Torino, speciale 30 anni
Nel 1988 l’Ordine degli Architetti di Torino compiva 10 anni. Era stato da poco istituito, a seguito del processo di separazione degli Ordini provinciali dall’originario organo regionale. Contava 2071 iscritti di cui 1575 uomini e 496 donne, pari al 24%. Ora gli architetti torinesi sono quasi 7000 e la componente femminile ne rappresenta il 45%. Tra gli anni Ottanta e Novanta il numero di professionisti era in costante crescita per effetto della riforma dell’Università che aveva liberalizzato negli anni Settanta l’accesso alla Facoltà di Architettura, segnando la fine dell’epoca della professione elitaria.
Attualmente il numero degli iscritti, dopo un decennio di stabilità, è lievemente in calo, complice la crisi economica ma anche le modifiche nella legislazione degli Ordini professionali e l’inserimento dell’obbligo formativo. I numeri dell’Ordine sono un indicatore di come si è modificata la condizione della professione degli architetti: non più una categoria di dimensioni ridotte, ma depositari di un ruolo nella società che possono far valere. Di contro, da una professione esclusiva si è passati a una categoria schiacciata dalla competizione interna e di professioni affini. L’architetto oggi deve diventare sempre più un imprenditore di se stesso: deve saper leggere i mercati e imparare a rispondere alle richieste, anche individuando nuove nicchie per la professione. È cambiata l’organizzazione degli studi professionali: si riduce il numero dei grandi studi associati e prevalgono strutture di dimensioni medio piccole. Secondo il Rapporto del Consiglio degli Architetti d’Europa, in Italia il 77% degli studi è composto da una sola persona, il 13% da due persone, il 10% da un numero variabile da 3 a 5.

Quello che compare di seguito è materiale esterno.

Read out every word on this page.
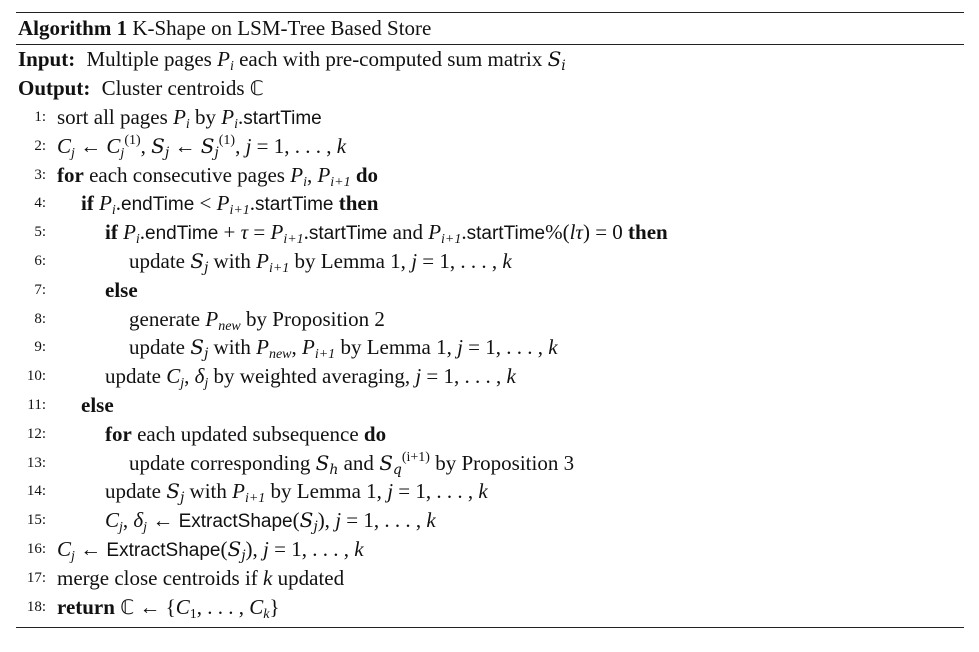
Algorithm 1 K-Shape on LSM-Tree Based Store
Input: Multiple pages $P_i$ each with pre-computed sum matrix $S_i$
Output: Cluster centroids ℂ
1: sort all pages $P_i$ by $P_i.startTime$
2: $C_j$ ← $C_j^{(1)}$, $S_j$ ← $S_j^{(1)}$, j = 1, . . . , k
3: for each consecutive pages $P_i$, $P_{i+1}$ do
4: if $P_i.endTime$ < $P_{i+1}.startTime$ then
5:	if $P_i.endTime + \tau$ = $P_{i+1}.startTime$ and $P_{i+1}.startTime\%(l\tau) = 0$ then
6:	update $S_j$ with $P_{i+1}$ by Lemma 1, j = 1, . . . , k
7:	else
8:	generate $P_{new}$ by Proposition 2
9:	update $S_j$ with $P_{new}$, $P_{i+1}$ by Lemma 1, j = 1, . . . , k
10:	update $C_j$, $\delta_j$ by weighted averaging, j = 1, . . . , k
11: else
12:	for each updated subsequence do
13:	update corresponding $S_h$ and $S_q^{(i+1)}$ by Proposition 3
14:	update $S_j$ with $P_{i+1}$ by Lemma 1, j = 1, . . . , k
15:	$C_j$, $\delta_j$ ← $ExtractShape(S_j)$, j = 1, . . . , k
16: $C_j$ ← $ExtractShape(S_j)$, j = 1, . . . , k
17: merge close centroids if k updated
18: return ℂ ← {$C_1$, . . . , $C_k$}
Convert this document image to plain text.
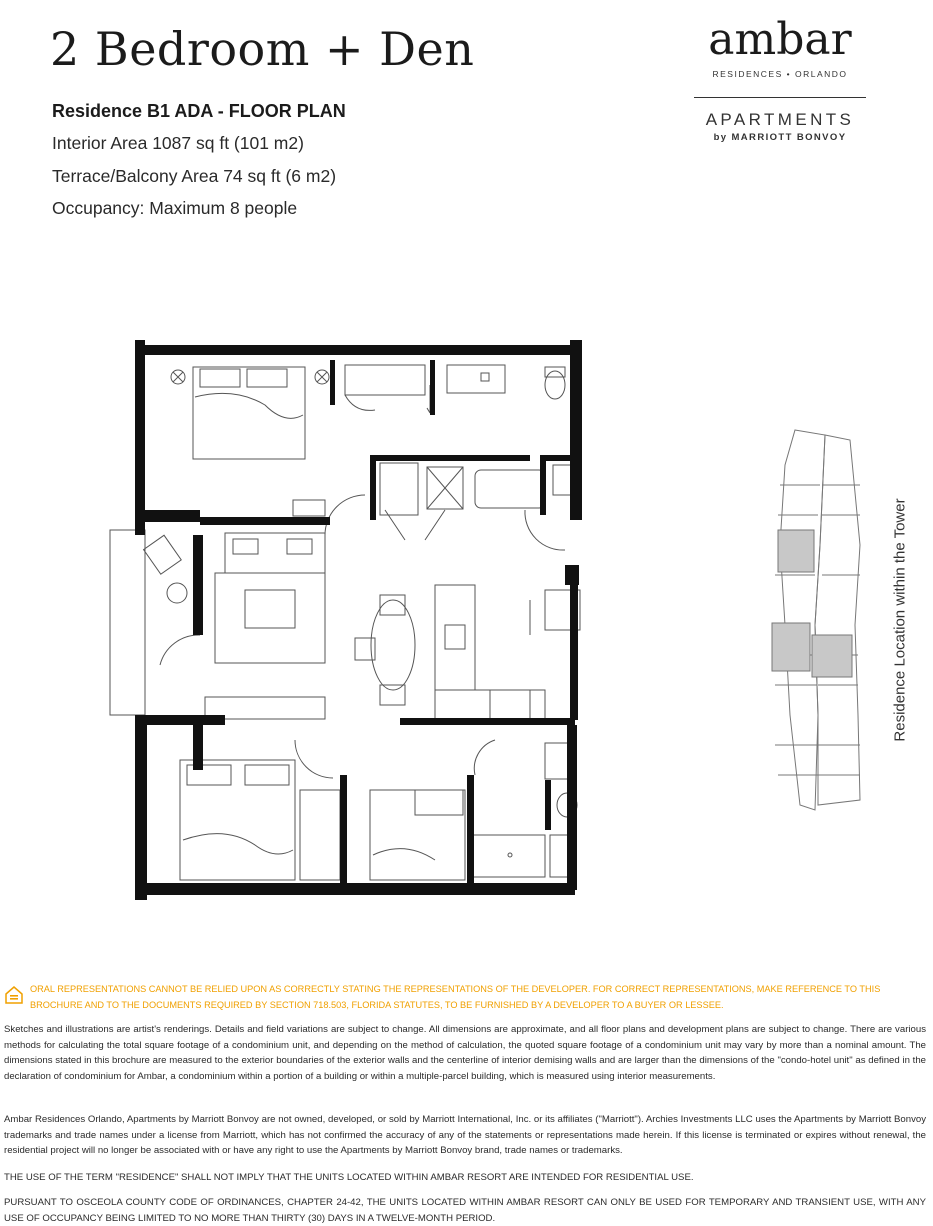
2 Bedroom + Den
Residence B1 ADA - FLOOR PLAN
Interior Area 1087 sq ft (101 m2)
Terrace/Balcony Area 74 sq ft (6 m2)
Occupancy: Maximum 8 people
ambar
RESIDENCES • ORLANDO
APARTMENTS
by MARRIOTT BONVOY
Residence Location within the Tower
ORAL REPRESENTATIONS CANNOT BE RELIED UPON AS CORRECTLY STATING THE REPRESENTATIONS OF THE DEVELOPER. FOR CORRECT REPRESENTATIONS, MAKE REFERENCE TO THIS BROCHURE AND TO THE DOCUMENTS REQUIRED BY SECTION 718.503, FLORIDA STATUTES, TO BE FURNISHED BY A DEVELOPER TO A BUYER OR LESSEE.
Sketches and illustrations are artist's renderings. Details and field variations are subject to change. All dimensions are approximate, and all floor plans and development plans are subject to change. There are various methods for calculating the total square footage of a condominium unit, and depending on the method of calculation, the quoted square footage of a condominium unit may vary by more than a nominal amount. The dimensions stated in this brochure are measured to the exterior boundaries of the exterior walls and the centerline of interior demising walls and are larger than the dimensions of the "condo-hotel unit" as defined in the declaration of condominium for Ambar, a condominium within a portion of a building or within a multiple-parcel building, which is measured using interior measurements.
Ambar Residences Orlando, Apartments by Marriott Bonvoy are not owned, developed, or sold by Marriott International, Inc. or its affiliates ("Marriott"). Archies Investments LLC uses the Apartments by Marriott Bonvoy trademarks and trade names under a license from Marriott, which has not confirmed the accuracy of any of the statements or representations made herein. If this license is terminated or expires without renewal, the residential project will no longer be associated with or have any right to use the Apartments by Marriott Bonvoy brand, trade names or trademarks.
THE USE OF THE TERM "RESIDENCE" SHALL NOT IMPLY THAT THE UNITS LOCATED WITHIN AMBAR RESORT ARE INTENDED FOR RESIDENTIAL USE.
PURSUANT TO OSCEOLA COUNTY CODE OF ORDINANCES, CHAPTER 24-42, THE UNITS LOCATED WITHIN AMBAR RESORT CAN ONLY BE USED FOR TEMPORARY AND TRANSIENT USE, WITH ANY USE OF OCCUPANCY BEING LIMITED TO NO MORE THAN THIRTY (30) DAYS IN A TWELVE-MONTH PERIOD.
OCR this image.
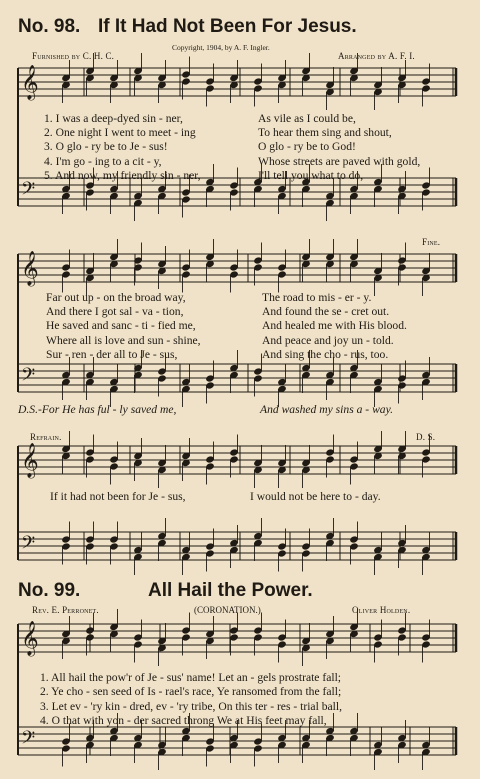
𝄞
𝄢
𝄞
𝄢
𝄞
𝄢
𝄞
𝄢
No. 98. If It Had Not Been For Jesus.
Furnished by C. H. C.
Copyright, 1904, by A. F. Ingler.
Arranged by A. F. I.
1. I was a deep-dyed sin - ner,
2. One night I went to meet - ing
3. O glo - ry be to Je - sus!
4. I'm go - ing to a cit - y,
5. And now, my friendly sin - ner,
As vile as I could be,
To hear them sing and shout,
O glo - ry be to God!
Whose streets are paved with gold,
I'll tell you what to do,
Fine.
Far out up - on the broad way,
And there I got sal - va - tion,
He saved and sanc - ti - fied me,
Where all is love and sun - shine,
Sur - ren - der all to Je - sus,
The road to mis - er - y.
And found the se - cret out.
And healed me with His blood.
And peace and joy un - told.
And sing the cho - rus, too.
D.S.-For He has ful - ly saved me,	And washed my sins a - way.
Refrain.	D. S.
If it had not been for Je - sus,	I would not be here to - day.
No. 99.	All Hail the Power.
Rev. E. Perronet.	(CORONATION.)	Oliver Holden.
1. All hail the pow'r of Je - sus' name! Let an - gels prostrate fall;
2. Ye cho - sen seed of Is - rael's race, Ye ransomed from the fall;
3. Let ev - 'ry kin - dred, ev - 'ry tribe, On this ter - res - trial ball,
4. O that with yon - der sacred throng We at His feet may fall,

Un dato in controtendenza con l’andamento europeo e che comporta una scarsa competizione degli studi italiani a livello internazionale; il profitto di uno studio medio in Europa infatti cresce in linea con le dimensioni dello studio. Un ufficio che conta da 3 a 5 persone riesce a guadagnare 4 volte quello che guadagna un architetto indipendente, e ancora: se in un ufficio lavorano da 6 a 10 persone le entrate riescono ampiamente a superare di dieci volte quelle che può raggiungere un professionista che lavora da solo. La differenza nel lavoro dell’architetto in questi 30 anni è evidente anche dall’analisi degli spazi di lavoro. È interessante infatti confrontare gli studi professionali di diverse generazioni di architetti per osservare come sono cambiati gli strumenti e le necessità come effetto dell’innovazione tecnologica e del processo di digitalizzazione. Non più grandi spazi espositivi in cui mostrare i plastici e le fotografie dei lavori, non più tecnigrafi e fogli di carta, ma solo una scrivania e un computer, magari portatile, che si adatta a lavorare in qualunque postazione.
Si stanno così sviluppando sempre di più gli spazi di lavoro condiviso, i cosiddetti coworking, e aumentano i professionisti che si ritagliano lo spazio per l’ufficio all’interno della propria abitazione. Le occasioni di apertura ai cittadini degli studi degli architetti, come l’appuntamento che abbiamo recentemente organizzato il 18 e il 19 maggio con la Fondazione per l’architettura, offrono una chiara fotografia di questo cambiamento.